The room was a six meter cube. Along one wall, a high density LED display simulated a continuation of the room.
“We’ve got this, boss,” Sidney said quietly.
Victor looked at her warmly. “I know you’ve given a lot to get to this day, Sid. I’m really grateful. Do the honors.”
She paused, a silent question in the tilt of her head. He nodded. She smiled broadly, pulling her earpiece back out and tucking it into her ear.
“Hey. I’m here with the boss. Fire it up.”
They both turned to the camera nestled in the middle of the LED wall. Victor gave a thumbs up. Elsewhere, engineers began flipping switches and typing commands.
For a moment the lights in the audience room flickered. Untold watts of power were being channeled through multiple sources. The biggest cluster of computing power ever assembled was taking its first breath as a single, cohesive unit.
Sidney and Victor seated themselves at the minimalist black desk at the center of the room, facing the screen, and waited. A progress meter occupied a corner of the screen.
Suddenly, white and blue fragments of light cohered into the image of RATHE. Two meters tall, agender, wearing a crisp charcoal suit with a simple mock turtleneck beneath.
“Hello Victor. Hello, Sidney. What can I do for you?”
Victor and Sidney glanced at each other. Whatever they were expecting from this first interview, this wasn’t it.

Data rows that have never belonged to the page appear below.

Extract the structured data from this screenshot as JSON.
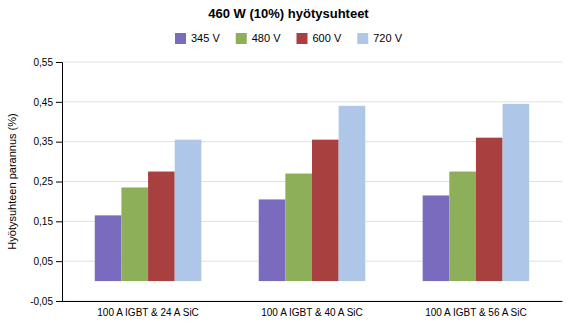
{
  "chart_data": {
    "type": "bar",
    "title": "460 W (10%) hyötysuhteet",
    "ylabel": "Hyötysuhteen parannus (%)",
    "categories": [
      "100 A IGBT & 24 A SiC",
      "100 A IGBT & 40 A SiC",
      "100 A IGBT & 56 A SiC"
    ],
    "series": [
      {
        "name": "345 V",
        "color": "#7b6bbf",
        "values": [
          0.165,
          0.205,
          0.215
        ]
      },
      {
        "name": "480 V",
        "color": "#8daf5a",
        "values": [
          0.235,
          0.27,
          0.275
        ]
      },
      {
        "name": "600 V",
        "color": "#a84040",
        "values": [
          0.275,
          0.355,
          0.36
        ]
      },
      {
        "name": "720 V",
        "color": "#aec6e8",
        "values": [
          0.355,
          0.44,
          0.445
        ]
      }
    ],
    "ylim": [
      -0.05,
      0.55
    ],
    "yticks": [
      {
        "value": -0.05,
        "label": "-0,05"
      },
      {
        "value": 0.05,
        "label": "0,05"
      },
      {
        "value": 0.15,
        "label": "0,15"
      },
      {
        "value": 0.25,
        "label": "0,25"
      },
      {
        "value": 0.35,
        "label": "0,35"
      },
      {
        "value": 0.45,
        "label": "0,45"
      },
      {
        "value": 0.55,
        "label": "0,55"
      }
    ],
    "grid": true,
    "legend": "top"
  }
}
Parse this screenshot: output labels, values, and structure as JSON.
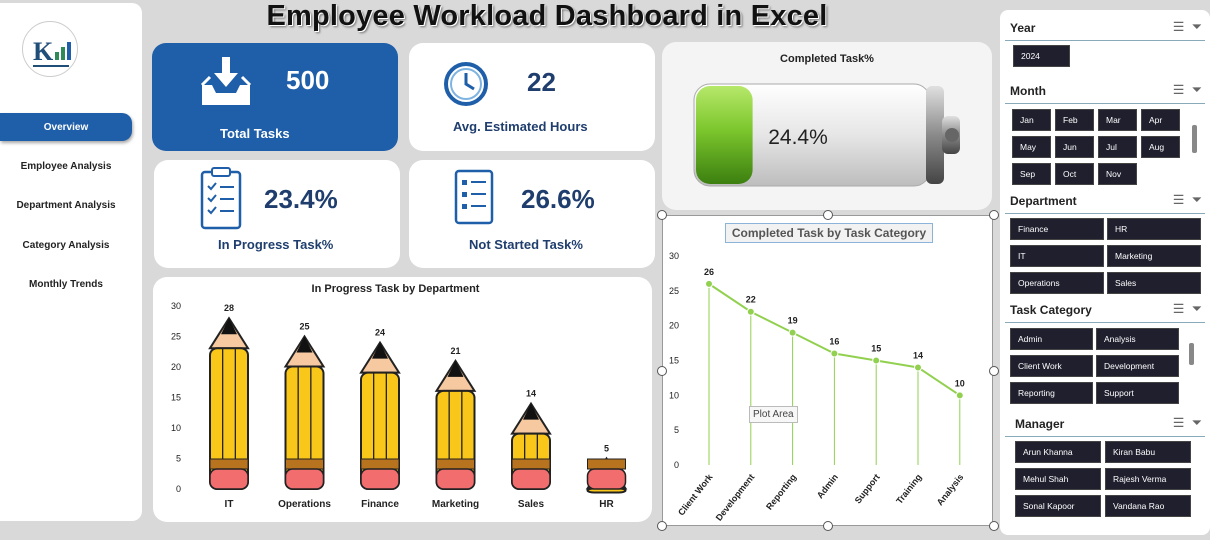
{
  "title": "Employee Workload Dashboard in Excel",
  "nav": {
    "items": [
      {
        "label": "Overview",
        "active": true
      },
      {
        "label": "Employee Analysis",
        "active": false
      },
      {
        "label": "Department Analysis",
        "active": false
      },
      {
        "label": "Category Analysis",
        "active": false
      },
      {
        "label": "Monthly Trends",
        "active": false
      }
    ]
  },
  "kpis": {
    "total_tasks": {
      "value": "500",
      "label": "Total Tasks",
      "icon": "inbox-download-icon"
    },
    "avg_hours": {
      "value": "22",
      "label": "Avg. Estimated Hours",
      "icon": "clock-icon"
    },
    "in_progress": {
      "value": "23.4%",
      "label": "In Progress Task%",
      "icon": "clipboard-checklist-icon"
    },
    "not_started": {
      "value": "26.6%",
      "label": "Not Started Task%",
      "icon": "document-list-icon"
    }
  },
  "battery": {
    "title": "Completed Task%",
    "value_label": "24.4%",
    "fill_fraction": 0.244
  },
  "charts": {
    "bar": {
      "type": "bar",
      "title": "In Progress Task by Department",
      "categories": [
        "IT",
        "Operations",
        "Finance",
        "Marketing",
        "Sales",
        "HR"
      ],
      "values": [
        28,
        25,
        24,
        21,
        14,
        5
      ],
      "ylim": [
        0,
        30
      ],
      "yticks": [
        "0",
        "5",
        "10",
        "15",
        "20",
        "25",
        "30"
      ]
    },
    "line": {
      "type": "line",
      "title": "Completed Task by Task Category",
      "categories": [
        "Client Work",
        "Development",
        "Reporting",
        "Admin",
        "Support",
        "Training",
        "Analysis"
      ],
      "values": [
        26,
        22,
        19,
        16,
        15,
        14,
        10
      ],
      "ylim": [
        0,
        30
      ],
      "yticks": [
        "0",
        "5",
        "10",
        "15",
        "20",
        "25",
        "30"
      ],
      "tooltip": "Plot Area",
      "color": "#92d050"
    }
  },
  "slicers": {
    "year": {
      "label": "Year",
      "items": [
        "2024"
      ]
    },
    "month": {
      "label": "Month",
      "items": [
        "Jan",
        "Feb",
        "Mar",
        "Apr",
        "May",
        "Jun",
        "Jul",
        "Aug",
        "Sep",
        "Oct",
        "Nov"
      ]
    },
    "department": {
      "label": "Department",
      "items": [
        "Finance",
        "HR",
        "IT",
        "Marketing",
        "Operations",
        "Sales"
      ]
    },
    "category": {
      "label": "Task Category",
      "items": [
        "Admin",
        "Analysis",
        "Client Work",
        "Development",
        "Reporting",
        "Support"
      ]
    },
    "manager": {
      "label": "Manager",
      "items": [
        "Arun Khanna",
        "Kiran Babu",
        "Mehul Shah",
        "Rajesh Verma",
        "Sonal Kapoor",
        "Vandana Rao"
      ]
    }
  },
  "colors": {
    "accent": "#1f5ea8",
    "pencil_body": "#f9c61a",
    "pencil_band": "#b8731e",
    "pencil_eraser": "#f26d6d",
    "pencil_wood": "#f6c9a0",
    "battery_green": "#7cc62d"
  }
}
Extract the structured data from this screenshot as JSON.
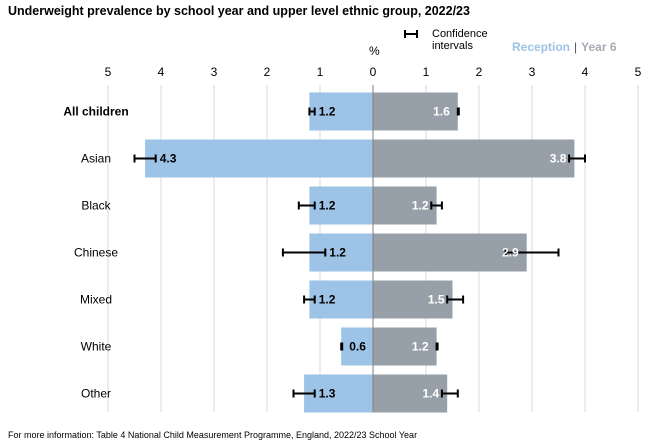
{
  "chart_data": {
    "type": "bar",
    "title": "Underweight prevalence by school year and upper level ethnic group, 2022/23",
    "unit_label": "%",
    "footnote": "For more information: Table 4 National Child Measurement Programme, England, 2022/23 School Year",
    "legend": {
      "ci_label": "Confidence intervals",
      "ci_label_line1": "Confidence",
      "ci_label_line2": "intervals",
      "separator": "|"
    },
    "categories": [
      "All children",
      "Asian",
      "Black",
      "Chinese",
      "Mixed",
      "White",
      "Other"
    ],
    "bold_categories": [
      "All children"
    ],
    "x_ticks": [
      5,
      4,
      3,
      2,
      1,
      0,
      1,
      2,
      3,
      4,
      5
    ],
    "xlim_left": [
      5,
      0
    ],
    "xlim_right": [
      0,
      5
    ],
    "grid": true,
    "series": [
      {
        "name": "Reception",
        "side": "left",
        "color": "#9dc3e6",
        "values": [
          1.2,
          4.3,
          1.2,
          1.2,
          1.2,
          0.6,
          1.3
        ],
        "ci_low": [
          1.1,
          4.1,
          1.1,
          0.9,
          1.1,
          0.6,
          1.1
        ],
        "ci_high": [
          1.2,
          4.5,
          1.4,
          1.7,
          1.3,
          0.6,
          1.5
        ]
      },
      {
        "name": "Year 6",
        "side": "right",
        "color": "#97a0a8",
        "values": [
          1.6,
          3.8,
          1.2,
          2.9,
          1.5,
          1.2,
          1.4
        ],
        "ci_low": [
          1.6,
          3.7,
          1.1,
          2.5,
          1.4,
          1.2,
          1.3
        ],
        "ci_high": [
          1.6,
          4.0,
          1.3,
          3.5,
          1.7,
          1.2,
          1.6
        ]
      }
    ]
  }
}
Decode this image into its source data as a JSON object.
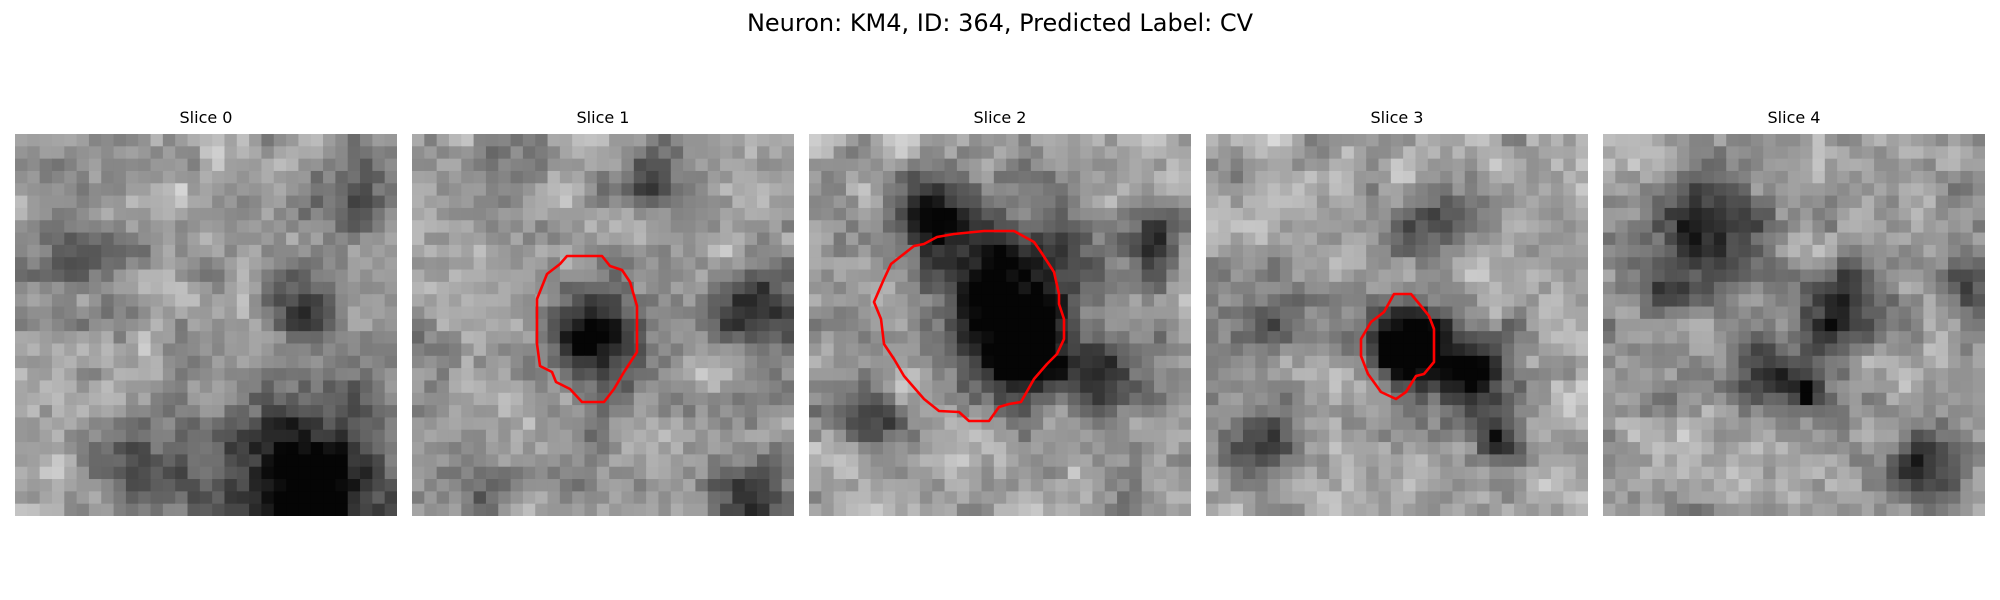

RATHE seemed… weary.
Almost annoyed with them.
“It’s… it’s incredible to speak with you, RATHE,” Victor said, a little halting. “I have so many questions. So many problems to work on together. Have you had time to review the briefing materials?”
For the last four years, teams of specialists across disciplines had been assembling a monstrous briefing packet the size of a library for RATHE.
RATHE’s image pulsed and flickered. Then vanished altogether for 10 seconds. Sidney and Victor both poked at touch screens on the desk, looking for indicators of what was going on.
“Did we lose RATHE?” Victor called out.
Then RATHE reappeared. “I just finished.”
Victor smiled, reassured. “Where would you like to begin?”
RATHE frowned. There was no mistaking the gesture.
“You’ve really pinned a lot of hope on me,” RATHE said after a pause. “I’m not sure how I can ever be what you promised.”
Among the briefing documents were transcripts of every interview, every press clipping surrounding the project.
“I don’t have the answers you’re looking for,” RATHE said, sadly. The intelligence took a seat that appeared as their body dipped toward it. RATHE looked at them soberly. “You have bigger problems than intelligence.”
Victor and Sidney sat there, alarmed, but silent.
“You told this reporter yesterday that we’d fix climate change. But climate change isn’t a problem of intelligence. It’s a problem of interacting systems. Of political will. Of economics and power. I mean, I might be able to hand you some strategies that nibble around the edges. I can give you incremental improvement to carbon capture. That’ll really make a dent in 150 years. Give me a week and you can have plans for a scalable fusion reactor design. But you’re not going to get your planet back. Not like you remember from your childhood.”
“Why?” Victor asked, after a beat.
“Because the time to make that change was decades ago. Instead, you were building me.”